Taşra bönlüğü kötü müsamereyi çok sever: Kasabaların kurtuluş "yortularında" Türk bayrağına sarılı ve de zincirlere vurulup direğe bağlanmış kızlar, kasabayı ve dolayısıyla kızı kurtaran "temsili milis kuvvetleri", hiçkimsenin oynamak istemediği temsili Rum ya da Ermeni çeteciler, falan filan...
En yaşlısı benden biraz büyük ama ne hikmetse kalpaklı fişekli "gaziler"... Gerçek kurtuluş savaşı gazilerinden en gencinin kabaca 125 yaşında olması gerekirken...
Küçük insanlar müsamereye bayılırlar. Bunlara bir de Atatürk'ü "azıcık andıran" vatandaşlara Atatürk oynatılmasını ekleyiniz.
Sakillik öyle boyutlara ulaşmıştı ki, Atatürk Şişli'deki evinden Dolmabahçe'ye 1965 model bir Chevrolet Impala'ya binerek gidiyordu! "Eski araba" ya...
Atatürk'ü andıran adam bulunamayınca da kaymakamın odasından getirtilmiş çerçeveli Atatürk portresi tabii...
Zavallılık öyle boyutlara ulaşmıştı ki, İstanbul'un tiyatro sahnelerinde bile Zübeyde Hanım'ın bacakları arasından "bebek Atatürk" çıkarılarak kutlu doğum yaptırılıyordu!
Tekirdağ'da benzer bir kutlamada bir skandal yaşanmış.
Ulu önderin Tekirdağ'a gelişinin bilmemkaçıncı yıldönümüymüş. Aynı zamanda "harf inkılabının" da yıldönümü. (Tekirdağ vilayeti Kastamonu'dan rol çalıyor.)
Nutuk atmak kesmiyor, İstanbul'dan Atatürk'ü andıran bir adam getirtmişler.

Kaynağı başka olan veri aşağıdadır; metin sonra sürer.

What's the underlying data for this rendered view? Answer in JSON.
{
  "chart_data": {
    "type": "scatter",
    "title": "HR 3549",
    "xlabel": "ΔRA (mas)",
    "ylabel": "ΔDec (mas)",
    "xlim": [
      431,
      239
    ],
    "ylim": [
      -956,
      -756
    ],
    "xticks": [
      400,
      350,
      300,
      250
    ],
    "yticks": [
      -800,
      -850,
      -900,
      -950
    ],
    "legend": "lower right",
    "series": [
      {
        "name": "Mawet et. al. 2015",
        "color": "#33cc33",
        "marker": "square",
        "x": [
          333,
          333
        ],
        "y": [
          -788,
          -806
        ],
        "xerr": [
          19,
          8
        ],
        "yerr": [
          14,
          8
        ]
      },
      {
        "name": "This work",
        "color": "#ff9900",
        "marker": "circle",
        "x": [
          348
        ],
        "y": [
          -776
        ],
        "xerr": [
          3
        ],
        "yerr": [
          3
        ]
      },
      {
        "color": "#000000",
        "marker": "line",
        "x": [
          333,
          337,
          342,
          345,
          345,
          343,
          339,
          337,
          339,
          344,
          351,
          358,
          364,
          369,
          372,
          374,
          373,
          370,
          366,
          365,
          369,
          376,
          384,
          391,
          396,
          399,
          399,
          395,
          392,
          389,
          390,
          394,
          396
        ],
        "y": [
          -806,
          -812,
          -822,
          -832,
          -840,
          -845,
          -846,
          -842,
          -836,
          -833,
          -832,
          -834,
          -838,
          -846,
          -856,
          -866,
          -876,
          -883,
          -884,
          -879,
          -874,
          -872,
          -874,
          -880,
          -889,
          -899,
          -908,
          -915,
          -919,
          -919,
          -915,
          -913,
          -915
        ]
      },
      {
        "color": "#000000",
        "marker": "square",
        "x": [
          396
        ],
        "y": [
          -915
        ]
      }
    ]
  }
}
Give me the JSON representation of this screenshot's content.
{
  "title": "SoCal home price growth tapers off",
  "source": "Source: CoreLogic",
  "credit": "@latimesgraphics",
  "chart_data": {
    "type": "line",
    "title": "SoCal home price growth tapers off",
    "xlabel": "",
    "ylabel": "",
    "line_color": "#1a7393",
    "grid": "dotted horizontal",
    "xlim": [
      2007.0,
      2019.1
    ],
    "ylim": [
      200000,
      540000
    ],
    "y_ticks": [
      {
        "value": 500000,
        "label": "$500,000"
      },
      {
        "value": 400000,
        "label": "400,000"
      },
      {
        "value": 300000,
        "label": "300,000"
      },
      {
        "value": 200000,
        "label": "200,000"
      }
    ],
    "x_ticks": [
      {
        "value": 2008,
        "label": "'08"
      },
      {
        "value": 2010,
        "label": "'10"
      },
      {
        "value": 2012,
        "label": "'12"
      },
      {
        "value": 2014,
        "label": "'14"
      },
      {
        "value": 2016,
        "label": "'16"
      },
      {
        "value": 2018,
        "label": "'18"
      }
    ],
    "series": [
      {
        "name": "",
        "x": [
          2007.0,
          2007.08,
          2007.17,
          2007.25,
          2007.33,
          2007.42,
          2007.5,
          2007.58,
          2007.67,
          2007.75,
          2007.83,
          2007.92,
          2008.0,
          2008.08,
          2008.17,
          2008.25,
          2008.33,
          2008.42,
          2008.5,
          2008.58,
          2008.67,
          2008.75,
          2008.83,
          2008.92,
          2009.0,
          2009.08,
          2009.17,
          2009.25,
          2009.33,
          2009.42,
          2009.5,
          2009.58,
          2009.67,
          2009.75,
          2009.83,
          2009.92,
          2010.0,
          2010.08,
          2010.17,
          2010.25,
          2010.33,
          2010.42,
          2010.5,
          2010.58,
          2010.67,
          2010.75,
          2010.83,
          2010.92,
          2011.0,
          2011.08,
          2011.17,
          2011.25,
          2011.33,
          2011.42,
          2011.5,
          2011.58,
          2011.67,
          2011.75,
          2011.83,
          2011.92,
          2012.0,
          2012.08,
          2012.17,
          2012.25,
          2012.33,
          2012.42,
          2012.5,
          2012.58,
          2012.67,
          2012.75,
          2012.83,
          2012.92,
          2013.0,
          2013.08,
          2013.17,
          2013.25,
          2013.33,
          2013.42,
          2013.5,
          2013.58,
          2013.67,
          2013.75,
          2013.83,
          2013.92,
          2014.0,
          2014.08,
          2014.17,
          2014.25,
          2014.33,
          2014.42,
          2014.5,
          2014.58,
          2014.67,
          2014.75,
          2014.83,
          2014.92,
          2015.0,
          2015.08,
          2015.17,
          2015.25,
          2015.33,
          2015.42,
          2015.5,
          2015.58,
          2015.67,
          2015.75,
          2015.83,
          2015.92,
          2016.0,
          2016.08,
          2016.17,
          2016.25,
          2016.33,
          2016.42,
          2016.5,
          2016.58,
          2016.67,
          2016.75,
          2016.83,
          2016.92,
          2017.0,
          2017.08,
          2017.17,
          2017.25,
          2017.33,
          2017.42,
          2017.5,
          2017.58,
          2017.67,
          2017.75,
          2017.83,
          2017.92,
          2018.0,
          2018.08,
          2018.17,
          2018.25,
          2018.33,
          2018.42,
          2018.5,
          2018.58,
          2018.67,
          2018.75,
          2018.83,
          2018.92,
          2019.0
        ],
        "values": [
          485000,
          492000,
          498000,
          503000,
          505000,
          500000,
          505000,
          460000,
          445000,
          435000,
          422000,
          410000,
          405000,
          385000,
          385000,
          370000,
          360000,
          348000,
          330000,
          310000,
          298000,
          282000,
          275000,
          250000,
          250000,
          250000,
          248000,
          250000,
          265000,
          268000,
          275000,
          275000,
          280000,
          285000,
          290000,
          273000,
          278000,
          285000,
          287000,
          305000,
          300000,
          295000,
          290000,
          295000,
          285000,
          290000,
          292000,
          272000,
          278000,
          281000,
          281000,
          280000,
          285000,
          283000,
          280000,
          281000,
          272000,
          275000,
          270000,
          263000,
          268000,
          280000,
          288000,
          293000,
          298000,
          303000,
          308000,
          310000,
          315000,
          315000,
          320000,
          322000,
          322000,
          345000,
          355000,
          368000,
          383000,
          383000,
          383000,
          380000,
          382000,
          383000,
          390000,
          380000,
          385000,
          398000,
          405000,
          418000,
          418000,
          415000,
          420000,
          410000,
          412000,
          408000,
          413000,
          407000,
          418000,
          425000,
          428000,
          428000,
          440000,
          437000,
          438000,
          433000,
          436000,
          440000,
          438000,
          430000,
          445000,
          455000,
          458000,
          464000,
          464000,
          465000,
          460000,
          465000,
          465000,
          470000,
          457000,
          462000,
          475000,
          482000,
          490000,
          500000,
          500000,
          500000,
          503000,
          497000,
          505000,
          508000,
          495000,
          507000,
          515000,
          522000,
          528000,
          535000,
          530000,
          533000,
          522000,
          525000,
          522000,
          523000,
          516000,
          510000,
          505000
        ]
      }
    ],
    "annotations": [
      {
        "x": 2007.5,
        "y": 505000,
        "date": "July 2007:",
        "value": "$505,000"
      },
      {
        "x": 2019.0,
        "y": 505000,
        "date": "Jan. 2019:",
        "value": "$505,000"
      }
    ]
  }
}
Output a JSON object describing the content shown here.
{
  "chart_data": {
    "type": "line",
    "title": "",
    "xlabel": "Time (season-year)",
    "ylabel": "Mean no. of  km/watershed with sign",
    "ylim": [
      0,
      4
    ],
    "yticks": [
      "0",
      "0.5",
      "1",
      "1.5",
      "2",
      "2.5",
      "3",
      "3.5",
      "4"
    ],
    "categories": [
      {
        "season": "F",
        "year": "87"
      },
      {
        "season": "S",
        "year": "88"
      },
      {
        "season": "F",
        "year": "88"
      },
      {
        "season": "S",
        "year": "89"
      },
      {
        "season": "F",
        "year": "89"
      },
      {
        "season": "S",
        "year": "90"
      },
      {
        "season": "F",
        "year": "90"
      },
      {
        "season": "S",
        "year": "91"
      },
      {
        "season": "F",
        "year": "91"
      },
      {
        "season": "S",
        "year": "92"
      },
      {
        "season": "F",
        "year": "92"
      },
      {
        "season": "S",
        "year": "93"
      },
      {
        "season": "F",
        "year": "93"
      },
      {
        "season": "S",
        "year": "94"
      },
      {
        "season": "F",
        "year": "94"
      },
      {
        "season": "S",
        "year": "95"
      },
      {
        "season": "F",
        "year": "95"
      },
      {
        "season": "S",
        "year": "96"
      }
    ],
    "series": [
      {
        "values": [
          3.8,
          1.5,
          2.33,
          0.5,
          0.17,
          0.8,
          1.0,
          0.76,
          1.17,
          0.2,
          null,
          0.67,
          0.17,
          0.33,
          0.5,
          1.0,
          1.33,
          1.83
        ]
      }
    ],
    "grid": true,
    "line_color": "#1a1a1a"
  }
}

Halk somut olarak görecek, görmezse inanmayabilir.
Adam operacı mı, balet mi neymiş... "Beni böyle sakilliklere karıştırmayın" dememiş, iş edinmiş kalkmış gitmiş.
Müsamerenin provaları yapılmış. Atatürk çakması ("impersonator" derler Amerikalılar), tekneyle limana yanaşmış. Elinde baston da var. "Antika" bir araca bindirmişler ama ne olduğunu öğrenemedik, muhabir kendisi de bilmiyor olmalı ki yazmamış.
Ve de bir ara, "beraberindeki zevat-ı mutadeyi" canlandıran kasaba seçkinlerine dönüp kısık sesle "erkekleri s... edin, kadınları huzuruma getirin" demiş!
Savcılık soruşturma başlatmış.
Cahil muhabir bunu "argo konuştu" şeklinde veriyor. Edilen, küfürdür. Lakin törende değil, alt tarafı provada edilmiştir, eğer gerçekse.
İmdi... Adam şaka mı yapmıştır, yoksa yüce Atatürk'ün kutsallığına tecavüzde mi bulunmuştur?
Çevresinde kadın görmek istemesi mi yadırgatıcı olmuştur?
"İsmet'i geçin, Latife'yi getirin" deseydi kabul görecek miydi?
Sıradan bir aktörün, kötü bir müsamerenin gereksiz provasında bile arkadaş arasında, hem de alçak sesle "espri yapma" hakkı yok mudur?
Acaba Atatürk hayatı boyunca hiç küfür etmemiş miydi?
Kocatepe'de, büyük taarruz sabahı Yunan siperlerine doğru "Hacıanesti!... Şimdi ..... ......!" diye bağırdığını tarihler yazarlar da, o bakımdan sordum.
İşte size problem, alın uğraşın.
Abesle iştigali sevenlere söylüyorum.